Reading the published diary of someone who died early can be a poignant experience. You can only speculate on what they might have become had they lived. Sometimes all you can think is, "The world lost this person too soon."

PetrGPetr Ginz (1928-1944) was a child of extraordinary energy and gifts: between the ages of 8 and 14 he wrote five novels. He was also an accomplished painter (for a child) and a fluent speaker of Esperanto with an insatiable curiosity about science. Given his privileged background (his father was a Prague textile exporter) in normal times he would have a future of unlimited promise.

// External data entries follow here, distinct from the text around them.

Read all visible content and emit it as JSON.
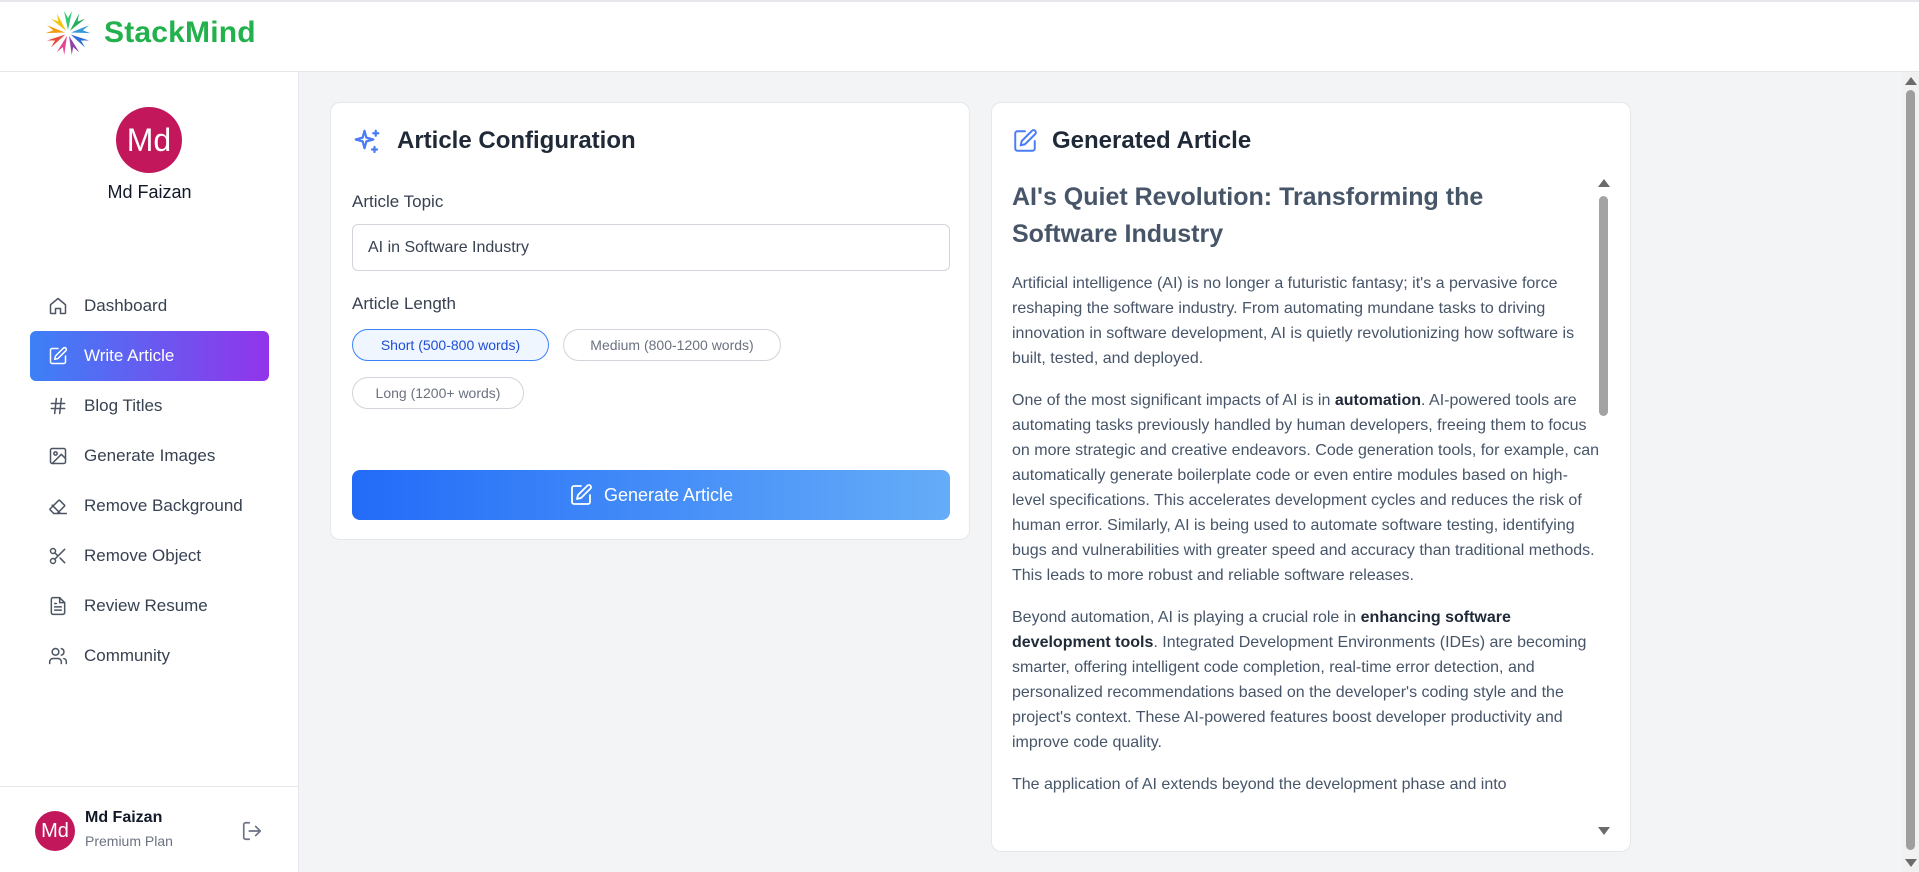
{
  "brand": {
    "name": "StackMind"
  },
  "sidebar": {
    "profile": {
      "initials": "Md",
      "name": "Md Faizan"
    },
    "items": [
      {
        "label": "Dashboard",
        "icon": "home-icon"
      },
      {
        "label": "Write Article",
        "icon": "edit-icon"
      },
      {
        "label": "Blog Titles",
        "icon": "hash-icon"
      },
      {
        "label": "Generate Images",
        "icon": "image-icon"
      },
      {
        "label": "Remove Background",
        "icon": "eraser-icon"
      },
      {
        "label": "Remove Object",
        "icon": "scissors-icon"
      },
      {
        "label": "Review Resume",
        "icon": "file-text-icon"
      },
      {
        "label": "Community",
        "icon": "users-icon"
      }
    ],
    "active_item": "Write Article",
    "footer": {
      "initials": "Md",
      "name": "Md Faizan",
      "plan": "Premium Plan"
    }
  },
  "config": {
    "title": "Article Configuration",
    "topic_label": "Article Topic",
    "topic_value": "AI in Software Industry",
    "length_label": "Article Length",
    "length_options": [
      "Short (500-800 words)",
      "Medium (800-1200 words)",
      "Long (1200+ words)"
    ],
    "selected_length": "Short (500-800 words)",
    "generate_label": "Generate Article"
  },
  "generated": {
    "title": "Generated Article",
    "article_title": "AI's Quiet Revolution: Transforming the Software Industry",
    "p1": "Artificial intelligence (AI) is no longer a futuristic fantasy; it's a pervasive force reshaping the software industry. From automating mundane tasks to driving innovation in software development, AI is quietly revolutionizing how software is built, tested, and deployed.",
    "p2_a": "One of the most significant impacts of AI is in ",
    "p2_bold": "automation",
    "p2_b": ". AI-powered tools are automating tasks previously handled by human developers, freeing them to focus on more strategic and creative endeavors. Code generation tools, for example, can automatically generate boilerplate code or even entire modules based on high-level specifications. This accelerates development cycles and reduces the risk of human error. Similarly, AI is being used to automate software testing, identifying bugs and vulnerabilities with greater speed and accuracy than traditional methods. This leads to more robust and reliable software releases.",
    "p3_a": "Beyond automation, AI is playing a crucial role in ",
    "p3_bold": "enhancing software development tools",
    "p3_b": ". Integrated Development Environments (IDEs) are becoming smarter, offering intelligent code completion, real-time error detection, and personalized recommendations based on the developer's coding style and the project's context. These AI-powered features boost developer productivity and improve code quality.",
    "p4": "The application of AI extends beyond the development phase and into"
  },
  "colors": {
    "brand_green": "#22b14c",
    "active_gradient_start": "#3c81f6",
    "active_gradient_end": "#9234ea",
    "button_start": "#226bf8",
    "button_end": "#65adf8",
    "avatar": "#c2185b"
  }
}
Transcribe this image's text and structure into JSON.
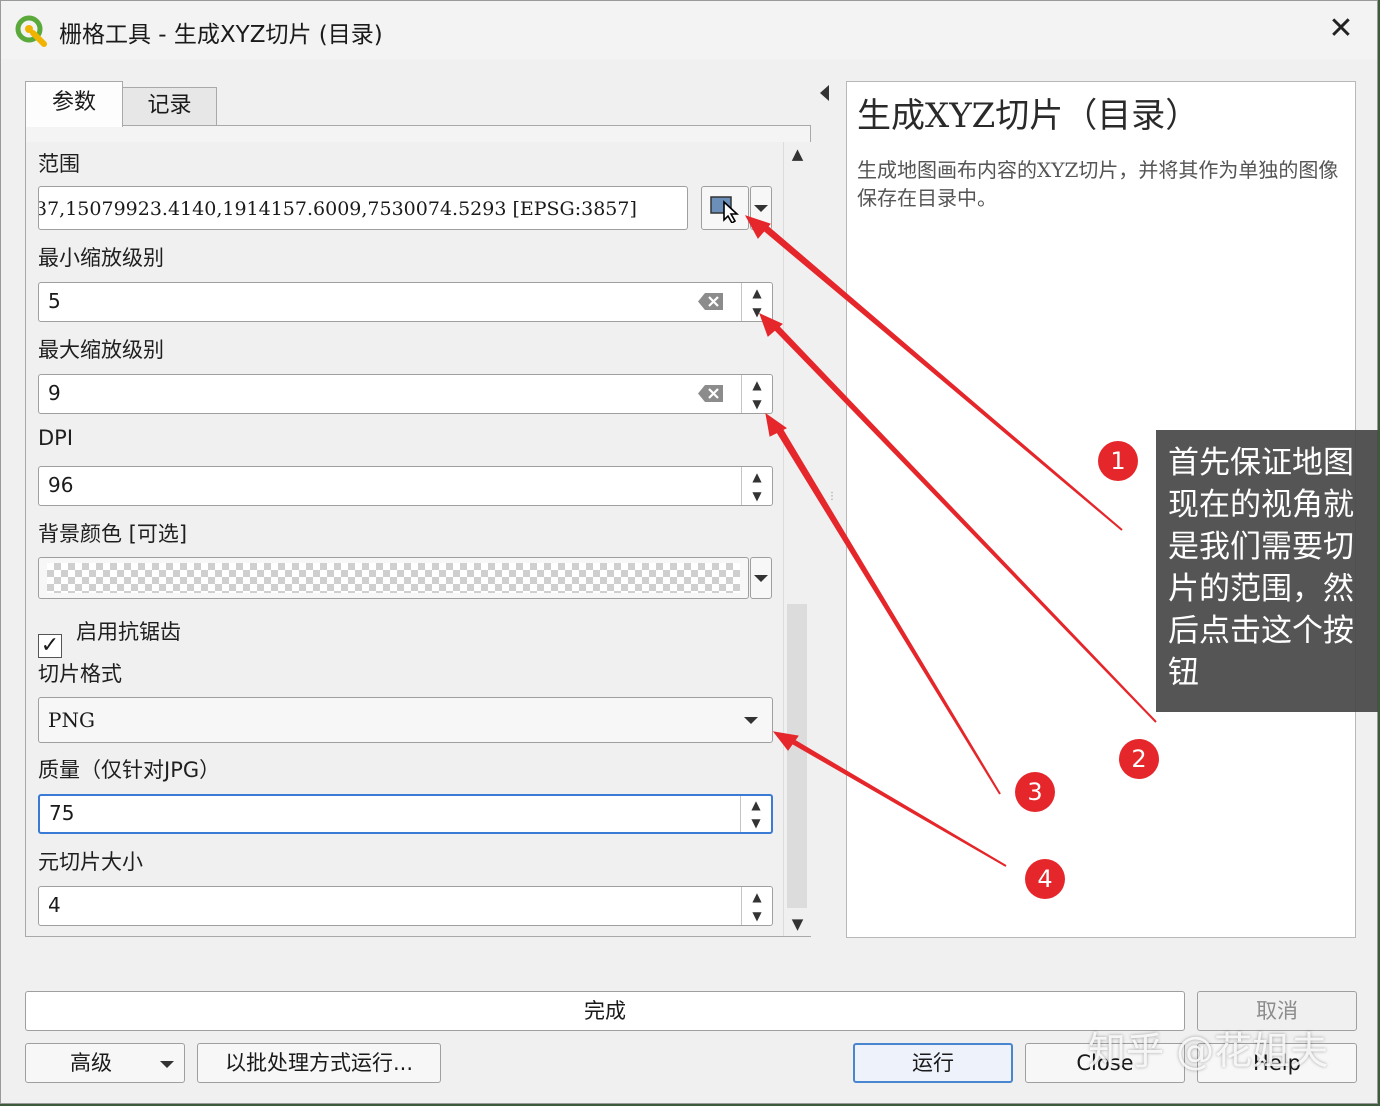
{
  "window": {
    "title": "栅格工具 - 生成XYZ切片 (目录)",
    "close_glyph": "✕"
  },
  "tabs": [
    {
      "label": "参数",
      "active": true
    },
    {
      "label": "记录",
      "active": false
    }
  ],
  "params": {
    "extent": {
      "label": "范围",
      "value": "37,15079923.4140,1914157.6009,7530074.5293 [EPSG:3857]"
    },
    "min_zoom": {
      "label": "最小缩放级别",
      "value": "5"
    },
    "max_zoom": {
      "label": "最大缩放级别",
      "value": "9"
    },
    "dpi": {
      "label": "DPI",
      "value": "96"
    },
    "background": {
      "label": "背景颜色 [可选]"
    },
    "antialias": {
      "label": "启用抗锯齿",
      "checked": true,
      "check_glyph": "✓"
    },
    "tile_format": {
      "label": "切片格式",
      "value": "PNG"
    },
    "quality": {
      "label": "质量（仅针对JPG）",
      "value": "75"
    },
    "metatile": {
      "label": "元切片大小",
      "value": "4"
    }
  },
  "help": {
    "title": "生成XYZ切片（目录）",
    "description": "生成地图画布内容的XYZ切片，并将其作为单独的图像保存在目录中。"
  },
  "footer": {
    "progress_text": "完成",
    "cancel": "取消",
    "advanced": "高级",
    "batch": "以批处理方式运行...",
    "run": "运行",
    "close": "Close",
    "help": "Help"
  },
  "annotation": {
    "callout_text": "首先保证地图现在的视角就是我们需要切片的范围，然后点击这个按钮",
    "markers": [
      "1",
      "2",
      "3",
      "4"
    ],
    "arrow_color": "#e5262a"
  },
  "watermark": "知乎 @花姐夫",
  "colors": {
    "focus_border": "#3a7bd5",
    "marker": "#e5262a",
    "qgis_green": "#5aa93a"
  }
}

But when he was 11 the Germans occupied Czechoslovakia and under Nazi law he was classified as ein Mischling ersten Grades, a child of mixed Aryan and Jewish ancestry: one of the racial "undesirables." In 1941 he began keeping a diary documenting life as a Jew under Nazi rule.

His writing is hauntingly laconic, sometimes wry and detached, creating a narrative vacuum that the reader's feelings and imagination automatically fill as they grasp the dark realities Ginz describes: "October 30 1941: In the morning at the Levituses. They have everything ready for the journey to Poland." And "In the morning I was with Eva [his sister] and Daddy in Maniny. It is now almost the only place where Jews can go for a walk."

petr

At the same time the life and mind of a child often break through this catalogue of clipped details: he recounts feuds with schoolfriends ("I have organized a boycott of Popper"), gloats at getting good grades ("I had an oral test in geography and I got an A as pure as milk"), and makes cryptic references to behavior that could be the result of boyish rambunctiousness, a temper tantrum, or an outburst of despair: "In the evening I broke a lamp by throwing a pillow." As the diary continues to its end, you can feel the deepening darkness as more and more people he knows are sent to concentration camps in entries such as "July 27 1942. Auntie has left."

In October 1942 Ginz himself was sent to the Terezin camp. Being the boy he was, he continued pursuing his education and artistic pursuits. He had access to a library of confiscated books. He became an editor of the magazine started by camp residents and he wrote an Esperanto-Czech dictionary as well as another novel (lost).

In 1944 he was sent to Auschwitz, where he was killed.

In 2007 his sister Eva edited his diaries and some of his Terezin writings, which were published in English as The Dairy of Petr Ginz, 1941-1942. Ginz is also the subject of the 2012 documentary, The Last Flight of Petr Ginz.